Participation aux programmes européens : le CNRS relève le défi

Recherche International

Le CNRS est le premier bénéficiaire européen des programmes-cadres européens de recherche et innovation depuis 2014, année de démarrage du programme-cadre H2020. D’excellents résultats empreints de disparités entre dispositifs et disciplines. La poursuite de l’implication des équipes de recherche dans l’Europe nécessite des actions fortes.

 « Si le CNRS peut se réjouir de ses performances au niveau européen, une analyse fine a permis de bien cerner où se situaient les marges de progression et les actions à mettre en place. », affirme Christelle Roy, qui dirige la Direction Europe et International (DEI) du CNRS. La DEI a en effet examiné les projets soumis et lauréats des programmes-cadres européens de recherche et innovation Horizon 2020 (2014 - 2020) et Horizon Europe (démarré en 2021).

Résultats : en termes de projets auxquels ses scientifiques participent ou qu’ils coordonnent autant que de financements reçus, le CNRS est le premier bénéficiaire européen de ces programmes. « Si on peut penser que le nombre important de chercheurs et chercheuses du CNRS explique ces bons résultats, l’organisme reste encore en tête des organismes nationaux de recherche (ONR) européens si l’on rapporte leurs performances au nombre de scientifiques qu’ils emploient. », assure Etienne Snoeck, responsable du pôle Europe à la DEI, qui a mené l’analyse.

Statistiques

En termes de financements captés, la première place revient aux bourses du Conseil de l’Union européenne (ERC1 ) : sur H2020, les 507 projets ERC représentent 27 % des projets européens auxquels le CNRS participe mais cumulent 63 % des financements reçus, soit 720 M€. Suivent les projets collaboratifs de Recherche et Innovation (RIA – 607 projets, 215 M€) et les projets Marie Sklodowska-Curie (MSCA2  – 518 projets, 137 M€). Au total, le CNRS a obtenu plus de 1,1 milliard d’euros de la part de la Commission européenne sur H2020 – un apport financier « loin d’être négligeable », selon Etienne Snoeck, pour les laboratoires et qui permet à de nombreuses équipes de mener des projets de recherche « innovants et ambitieux ayant passé avec succès une sélection très compétitive ».

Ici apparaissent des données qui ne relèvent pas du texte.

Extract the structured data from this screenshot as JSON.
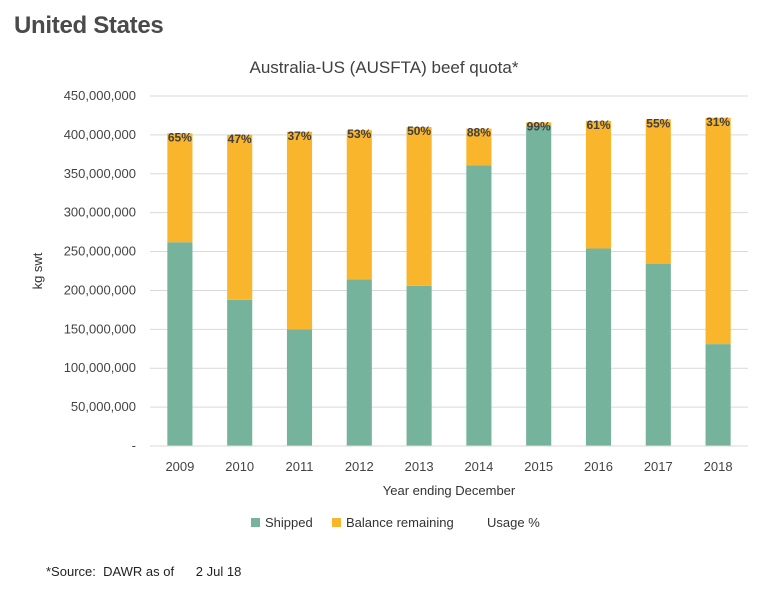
{
  "page": {
    "heading": "United States"
  },
  "source_note": "*Source:  DAWR as of      2 Jul 18",
  "chart_data": {
    "type": "bar",
    "stacked": true,
    "title": "Australia-US (AUSFTA) beef quota*",
    "xlabel": "Year ending December",
    "ylabel": "kg swt",
    "ylim": [
      0,
      450000000
    ],
    "ytick_labels": [
      "-",
      "50,000,000",
      "100,000,000",
      "150,000,000",
      "200,000,000",
      "250,000,000",
      "300,000,000",
      "350,000,000",
      "400,000,000",
      "450,000,000"
    ],
    "ytick_values": [
      0,
      50000000,
      100000000,
      150000000,
      200000000,
      250000000,
      300000000,
      350000000,
      400000000,
      450000000
    ],
    "categories": [
      "2009",
      "2010",
      "2011",
      "2012",
      "2013",
      "2014",
      "2015",
      "2016",
      "2017",
      "2018"
    ],
    "series": [
      {
        "name": "Shipped",
        "color": "#76b39d",
        "values": [
          262000000,
          188000000,
          150000000,
          214000000,
          206000000,
          361000000,
          412000000,
          254000000,
          234000000,
          131000000
        ]
      },
      {
        "name": "Balance remaining",
        "color": "#f9b52b",
        "values": [
          140000000,
          212000000,
          254000000,
          192000000,
          204000000,
          47000000,
          4000000,
          164000000,
          186000000,
          291000000
        ]
      }
    ],
    "usage_series_name": "Usage %",
    "usage_labels": [
      "65%",
      "47%",
      "37%",
      "53%",
      "50%",
      "88%",
      "99%",
      "61%",
      "55%",
      "31%"
    ],
    "grid": true,
    "legend_position": "bottom"
  }
}
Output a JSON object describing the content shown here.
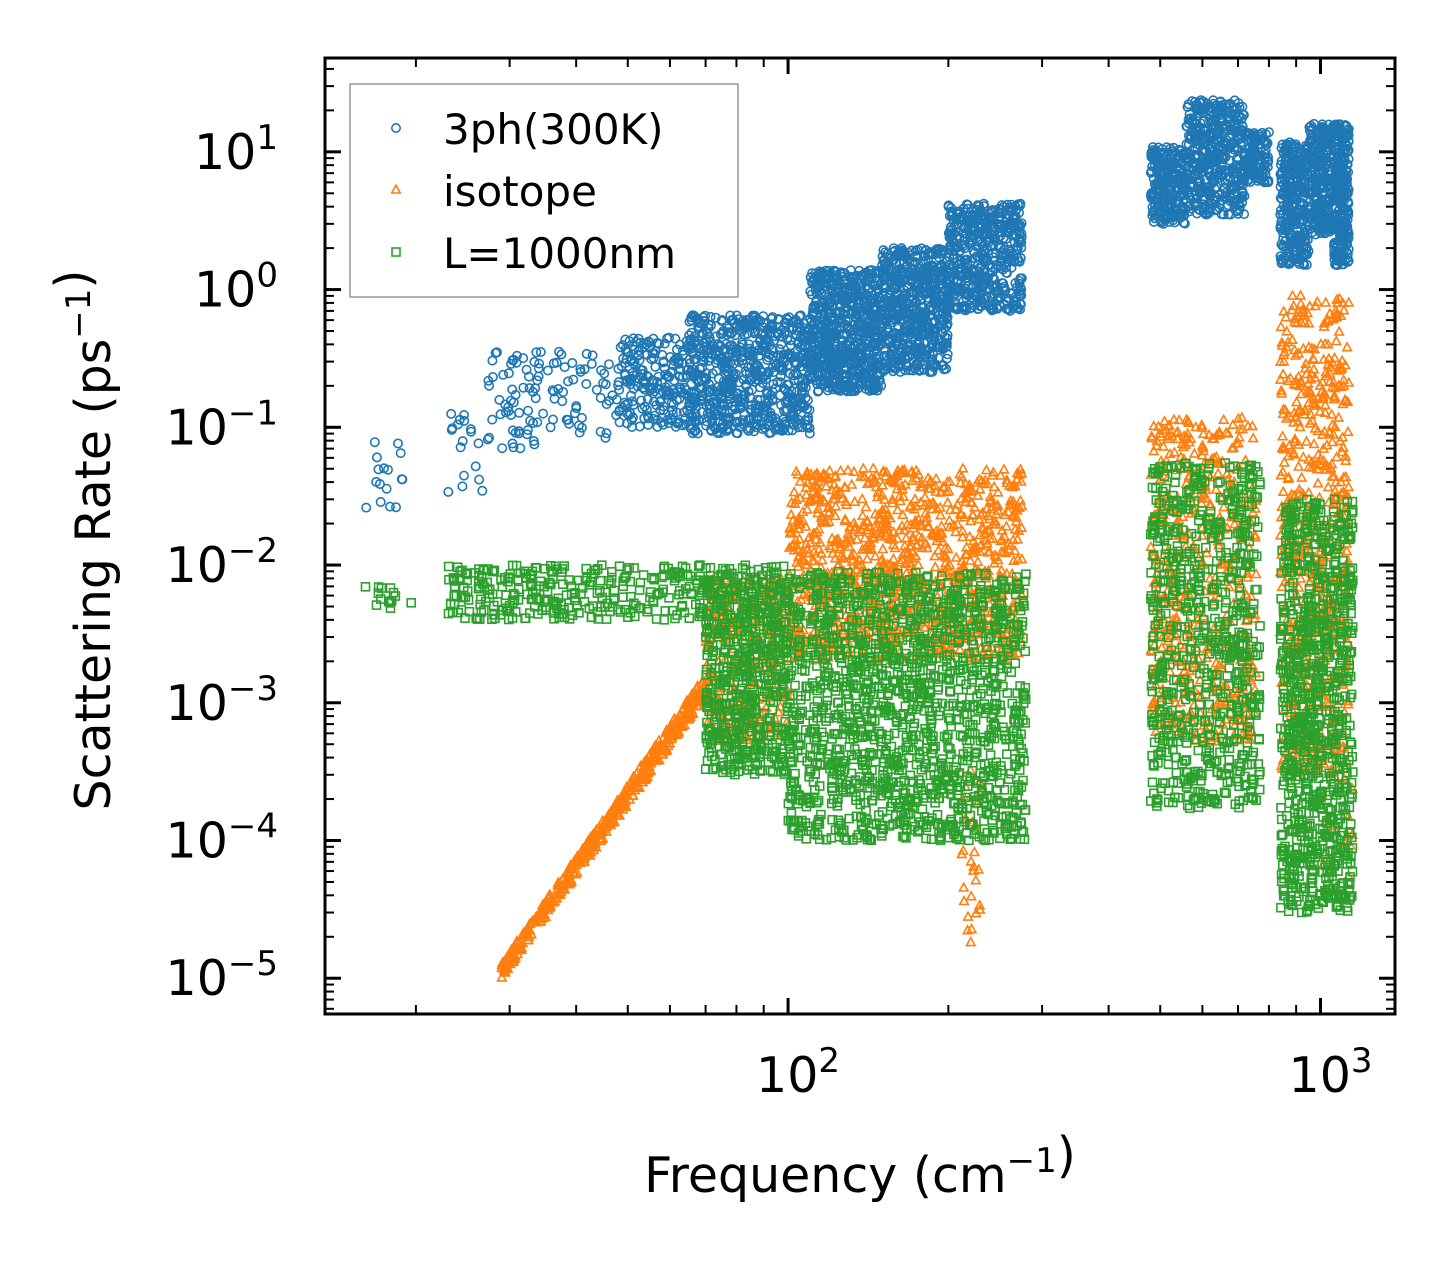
{
  "chart_data": {
    "type": "scatter",
    "title": "",
    "xlabel": "Frequency (cm⁻¹)",
    "ylabel": "Scattering Rate (ps⁻¹)",
    "xscale": "log",
    "yscale": "log",
    "xlim": [
      13.5,
      1380
    ],
    "ylim": [
      5.5e-06,
      48
    ],
    "grid": false,
    "legend_position": "top-left",
    "x_ticks": [
      {
        "value": 100,
        "base": "10",
        "exp": "2"
      },
      {
        "value": 1000,
        "base": "10",
        "exp": "3"
      }
    ],
    "y_ticks": [
      {
        "value": 10,
        "base": "10",
        "exp": "1"
      },
      {
        "value": 1,
        "base": "10",
        "exp": "0"
      },
      {
        "value": 0.1,
        "base": "10",
        "exp": "−1"
      },
      {
        "value": 0.01,
        "base": "10",
        "exp": "−2"
      },
      {
        "value": 0.001,
        "base": "10",
        "exp": "−3"
      },
      {
        "value": 0.0001,
        "base": "10",
        "exp": "−4"
      },
      {
        "value": 1e-05,
        "base": "10",
        "exp": "−5"
      }
    ],
    "series": [
      {
        "name": "3ph(300K)",
        "marker": "circle",
        "color": "#1f77b4",
        "bands": [
          {
            "x_from": 16,
            "x_to": 19,
            "lo": 0.022,
            "hi": 0.08,
            "n": 16
          },
          {
            "x_from": 23,
            "x_to": 27,
            "lo": 0.03,
            "hi": 0.14,
            "n": 18
          },
          {
            "x_from": 27,
            "x_to": 48,
            "lo": 0.07,
            "hi": 0.36,
            "n": 110
          },
          {
            "x_from": 48,
            "x_to": 65,
            "lo": 0.1,
            "hi": 0.45,
            "n": 200
          },
          {
            "x_from": 65,
            "x_to": 110,
            "lo": 0.09,
            "hi": 0.65,
            "n": 700
          },
          {
            "x_from": 110,
            "x_to": 150,
            "lo": 0.18,
            "hi": 1.4,
            "n": 700
          },
          {
            "x_from": 150,
            "x_to": 200,
            "lo": 0.25,
            "hi": 2.0,
            "n": 600
          },
          {
            "x_from": 200,
            "x_to": 275,
            "lo": 0.7,
            "hi": 4.2,
            "n": 500
          },
          {
            "x_from": 480,
            "x_to": 560,
            "lo": 3.0,
            "hi": 11,
            "n": 250
          },
          {
            "x_from": 560,
            "x_to": 720,
            "lo": 3.5,
            "hi": 24,
            "n": 450
          },
          {
            "x_from": 720,
            "x_to": 800,
            "lo": 6.0,
            "hi": 14,
            "n": 120
          },
          {
            "x_from": 840,
            "x_to": 950,
            "lo": 1.5,
            "hi": 12,
            "n": 300
          },
          {
            "x_from": 950,
            "x_to": 1060,
            "lo": 2.5,
            "hi": 16,
            "n": 250
          },
          {
            "x_from": 1060,
            "x_to": 1130,
            "lo": 1.5,
            "hi": 16,
            "n": 280
          }
        ]
      },
      {
        "name": "isotope",
        "marker": "triangle",
        "color": "#ff7f0e",
        "bands": [
          {
            "x_from": 29,
            "x_to": 70,
            "lo_at_start": 1e-05,
            "hi_at_start": 1.3e-05,
            "lo_at_end": 0.0011,
            "hi_at_end": 0.0016,
            "n": 450
          },
          {
            "x_from": 70,
            "x_to": 100,
            "lo": 0.0005,
            "hi": 0.008,
            "n": 300
          },
          {
            "x_from": 100,
            "x_to": 275,
            "lo": 0.002,
            "hi": 0.05,
            "n": 1100
          },
          {
            "x_from": 210,
            "x_to": 230,
            "lo": 1.7e-05,
            "hi": 0.0005,
            "n": 30
          },
          {
            "x_from": 480,
            "x_to": 760,
            "lo": 0.0005,
            "hi": 0.12,
            "n": 500
          },
          {
            "x_from": 840,
            "x_to": 1130,
            "lo": 0.0003,
            "hi": 0.9,
            "n": 600
          },
          {
            "x_from": 1000,
            "x_to": 1150,
            "lo": 3e-05,
            "hi": 0.0003,
            "n": 20
          }
        ]
      },
      {
        "name": "L=1000nm",
        "marker": "square",
        "color": "#2ca02c",
        "bands": [
          {
            "x_from": 16,
            "x_to": 20,
            "lo": 0.0045,
            "hi": 0.007,
            "n": 14
          },
          {
            "x_from": 23,
            "x_to": 70,
            "lo": 0.004,
            "hi": 0.01,
            "n": 300
          },
          {
            "x_from": 70,
            "x_to": 100,
            "lo": 0.0003,
            "hi": 0.01,
            "n": 600
          },
          {
            "x_from": 100,
            "x_to": 280,
            "lo": 0.0001,
            "hi": 0.009,
            "n": 1500
          },
          {
            "x_from": 480,
            "x_to": 770,
            "lo": 0.00017,
            "hi": 0.055,
            "n": 700
          },
          {
            "x_from": 840,
            "x_to": 1150,
            "lo": 3e-05,
            "hi": 0.03,
            "n": 900
          }
        ]
      }
    ]
  }
}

Un taux de succès exceptionnel aux bourses ERC

Le taux de succès du CNRS aux bourses ERC reste élevé, avec un taux moyen sur H2020  d’environ 20 %, à la fois supérieur aux taux moyens français (14 %) et européen (12 %). L’organisme est ainsi le premier bénéficiaire dans 9 des 10 panels3  des Sciences Physiques & Ingénierie (PE) – il obtient 226 des 409 subventions françaises de cette catégorie – et dans 3 des 9 panels4  des Sciences du Vivant (LS). Si, à l’image de la communauté nationale, le CNRS est plus à la peine dans les panels des Sciences humaines et sociales (SH), il y obtient néanmoins plus de 30 % des subventions françaises et se classe en tête des bénéficiaires du panel "The study of the Human past".

Un peu moins de 20 %5  des chercheurs et chercheuses du CNRS ont soumis un projet européen à H2020 et un quart des jeunes chercheurs et chercheuses recrutés entre 2016 et 2022 ont tenté d’obtenir une bourse ERC Starting (StG) ou Consolidator (CoG). Ces chiffres seraient encourageants si ce n’est que ces trois dernières années montrent une baisse des soumissions – qui a commencé dès 2017 pour les StG.

Des soumissions en baisse

Une baisse similaire se retrouve également dans le nombre de soumissions de projets MSCA au cours des deux premières années d’Horizon Europe. Si le nombre de lauréats se maintient à une moyenne de 80 projets par an avec un taux de succès en hausse, moins de 400 projets ont été déposés en 2021 et en 2022, contre plus de 500 par an en moyenne au cours d’Horizon 2020. « Les différentes communautés se saisissent différemment de cet outil selon leurs besoins spécifiques de doctorants et post-doctorants. », précise Etienne Snoeck.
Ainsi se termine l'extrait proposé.